Abstract Body: Introduction: Mitochondria regulate metabolism, ROS production, cell growth, and apoptosis. Their dysfunction in vascular smooth muscle cells (VSMCs) contributes to vascular diseases like abdominal aortic aneurysm and restenosis. Carboxyl-terminus of Hsc70-interacting protein (CHIP), a U-box type chaperone-associated E3 ligase, is crucial for maintaining protein homeostasis.
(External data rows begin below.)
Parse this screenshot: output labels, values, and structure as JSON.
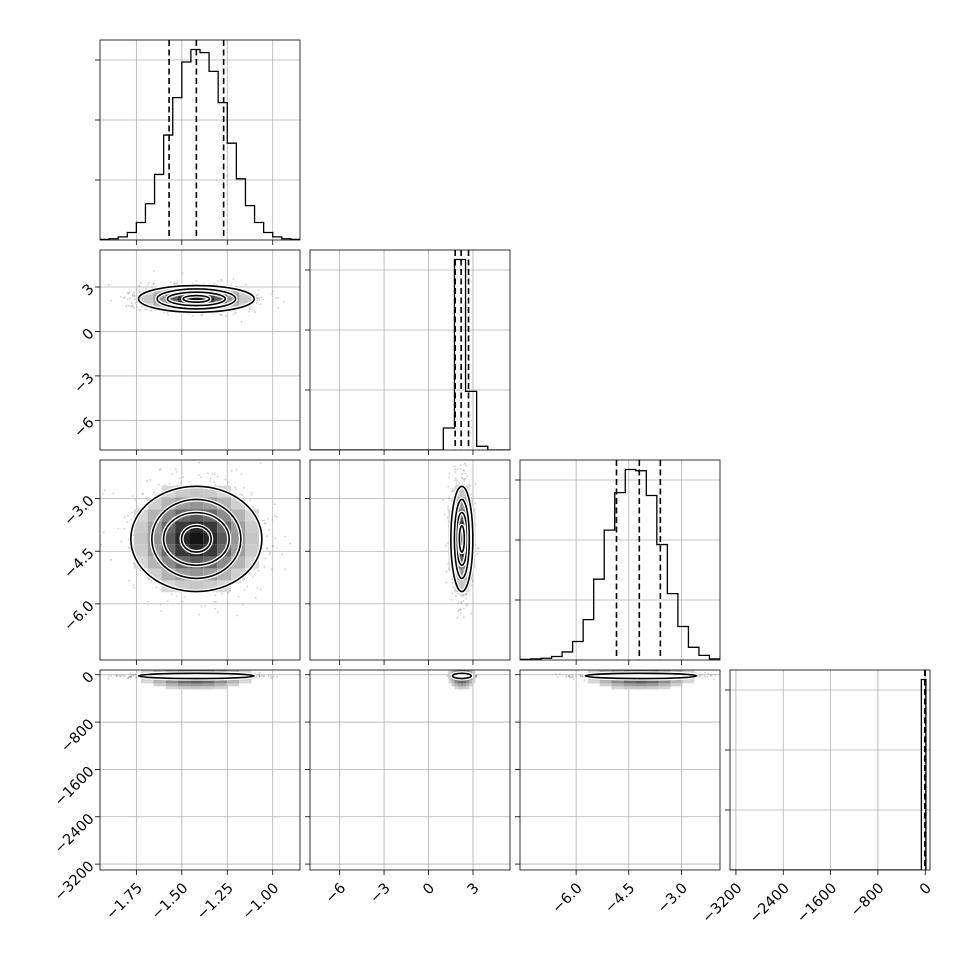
{
  "chart_data": {
    "type": "corner",
    "n_params": 4,
    "title": "",
    "parameter_labels": [
      "",
      "",
      "",
      ""
    ],
    "grid": true,
    "colors": {
      "line": "#000000",
      "grid": "#b0b0b0",
      "points": "#808080"
    },
    "axes": [
      {
        "range": [
          -1.95,
          -0.85
        ],
        "ticks": [
          -1.75,
          -1.5,
          -1.25,
          -1.0
        ],
        "tick_labels": [
          "−1.75",
          "−1.50",
          "−1.25",
          "−1.00"
        ]
      },
      {
        "range": [
          -8.0,
          5.5
        ],
        "ticks": [
          -6,
          -3,
          0,
          3
        ],
        "tick_labels": [
          "−6",
          "−3",
          "0",
          "3"
        ]
      },
      {
        "range": [
          -7.6,
          -1.9
        ],
        "ticks": [
          -6.0,
          -4.5,
          -3.0
        ],
        "tick_labels": [
          "−6.0",
          "−4.5",
          "−3.0"
        ]
      },
      {
        "range": [
          -3300,
          80
        ],
        "ticks": [
          -3200,
          -2400,
          -1600,
          -800,
          0
        ],
        "tick_labels": [
          "−3200",
          "−2400",
          "−1600",
          "−800",
          "0"
        ]
      }
    ],
    "marginals": [
      {
        "param": 0,
        "bin_edges": [
          -1.95,
          -1.9,
          -1.85,
          -1.8,
          -1.75,
          -1.7,
          -1.65,
          -1.6,
          -1.55,
          -1.5,
          -1.45,
          -1.4,
          -1.35,
          -1.3,
          -1.25,
          -1.2,
          -1.15,
          -1.1,
          -1.05,
          -1.0,
          -0.95,
          -0.9,
          -0.85
        ],
        "counts": [
          1,
          2,
          5,
          12,
          28,
          58,
          105,
          168,
          228,
          285,
          305,
          300,
          270,
          220,
          155,
          98,
          55,
          28,
          12,
          5,
          2,
          1
        ],
        "quantiles": [
          -1.57,
          -1.42,
          -1.27
        ]
      },
      {
        "param": 1,
        "bin_edges": [
          -8.0,
          -7.25,
          -6.5,
          -5.75,
          -5.0,
          -4.25,
          -3.5,
          -2.75,
          -2.0,
          -1.25,
          -0.5,
          0.25,
          1.0,
          1.75,
          2.5,
          3.25,
          4.0,
          4.75,
          5.5
        ],
        "counts": [
          0,
          0,
          0,
          0,
          0,
          0,
          0,
          0,
          0,
          0,
          0,
          0,
          30,
          260,
          80,
          5,
          0,
          0
        ],
        "quantiles": [
          1.8,
          2.2,
          2.7
        ]
      },
      {
        "param": 2,
        "bin_edges": [
          -7.6,
          -7.3,
          -7.0,
          -6.7,
          -6.4,
          -6.1,
          -5.8,
          -5.5,
          -5.2,
          -4.9,
          -4.6,
          -4.3,
          -4.0,
          -3.7,
          -3.4,
          -3.1,
          -2.8,
          -2.5,
          -2.2,
          -1.9
        ],
        "counts": [
          1,
          2,
          3,
          6,
          14,
          32,
          70,
          140,
          225,
          290,
          330,
          328,
          285,
          200,
          115,
          58,
          22,
          8,
          2
        ],
        "quantiles": [
          -4.85,
          -4.2,
          -3.6
        ]
      },
      {
        "param": 3,
        "bin_edges": [
          -3300,
          -3223,
          -3146,
          -3069,
          -2992,
          -2915,
          -2838,
          -2761,
          -2684,
          -2607,
          -2530,
          -2453,
          -2376,
          -2299,
          -2222,
          -2145,
          -2068,
          -1991,
          -1914,
          -1837,
          -1760,
          -1683,
          -1606,
          -1529,
          -1452,
          -1375,
          -1298,
          -1221,
          -1144,
          -1067,
          -990,
          -913,
          -836,
          -759,
          -682,
          -605,
          -528,
          -451,
          -374,
          -297,
          -220,
          -143,
          -66,
          11
        ],
        "counts": [
          0,
          0,
          0,
          0,
          0,
          0,
          0,
          0,
          0,
          0,
          0,
          0,
          0,
          0,
          0,
          0,
          0,
          0,
          0,
          0,
          0,
          0,
          0,
          0,
          0,
          0,
          0,
          0,
          0,
          0,
          0,
          0,
          0,
          0,
          0,
          0,
          0,
          0,
          0,
          0,
          0,
          0,
          4000
        ],
        "quantiles": [
          -8,
          -4,
          -1
        ]
      }
    ],
    "joint": [
      {
        "x_param": 0,
        "y_param": 1,
        "center": [
          -1.42,
          2.2
        ],
        "sigma": [
          0.15,
          0.45
        ]
      },
      {
        "x_param": 0,
        "y_param": 2,
        "center": [
          -1.42,
          -4.15
        ],
        "sigma": [
          0.17,
          0.75
        ]
      },
      {
        "x_param": 1,
        "y_param": 2,
        "center": [
          2.25,
          -4.15
        ],
        "sigma": [
          0.35,
          0.75
        ]
      },
      {
        "x_param": 0,
        "y_param": 3,
        "center": [
          -1.42,
          -20
        ],
        "sigma": [
          0.15,
          22
        ]
      },
      {
        "x_param": 1,
        "y_param": 3,
        "center": [
          2.25,
          -20
        ],
        "sigma": [
          0.3,
          22
        ]
      },
      {
        "x_param": 2,
        "y_param": 3,
        "center": [
          -4.15,
          -20
        ],
        "sigma": [
          0.75,
          22
        ]
      }
    ],
    "contour_levels_sigma": [
      0.5,
      1.0,
      1.5,
      2.0
    ]
  }
}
Hypothesis: We assessed the hypothesis that CHIP is involved in VSMC dysfunction, focusing on its regulation of the p90RSK pathway in response to angiotensin II (Ang II).
Methods: VSMCs were isolated from wild-type (WT) and CHIP-deficient mouse, and molecular mechanisms were analyzed using Western blot, qRT-PCR, MitoTracker, JC-1, MitoSOX, and ATAC-seq; in vivo, mice were treated with Ang II infusion and β-aminopropionitrile for 14 days.
Results: CHIP deficiency suppressed Ang II-induced ERK1/2/p90RSK-mediated KLF4 upregulation, thereby downregulating cell proliferation and cell migration by 95.00 ± 2.87% (p < 0.01, n=4). In rat aortic SMCs, si-CHIP inhibited Ang II-induced mitochondrial ROS production, Drp1 phosphorylation, and mitochondria fragmentation. ERK1/2 inhibition (U0126) or p90RSK depletion reduced Drp1 activation, suppressing KLF4-driven phenotypic switching. Interestingly, ATAC-seq analysis revealed that chromatin accessibility at the KLF4 promoter and enhancer regions was significantly reduced in CHIP-deficient cells. This suggests that CHIP plays a key role in KLF4 transcriptional regulation and that its deficiency may suppress KLF4-mediated phenotypic switching in VSMCs. In vivo, CHIP deficiency lowered Ang II-induced aortic aneurysm incidence by 42.86% (n=7) and reduced elastin degradation and calcification, similar to Drp1 inhibition (Mdivi-1). Immunohistochemistry showed lower p-p90RSK and p-Drp1 in CHIP deficient aortas than in Ang II/BAPN-treated controls.
Conclusions: These results suggest that mitochondrial fission plays a key role in Ang II-induced ERK1/2/p90RSK-mediated VSMC proliferation and migration. CHIP regulates mitochondrial fission through the ERK1/2/p90RSK pathway, highlighting its potential as a therapeutic target for VSMC dysfunction.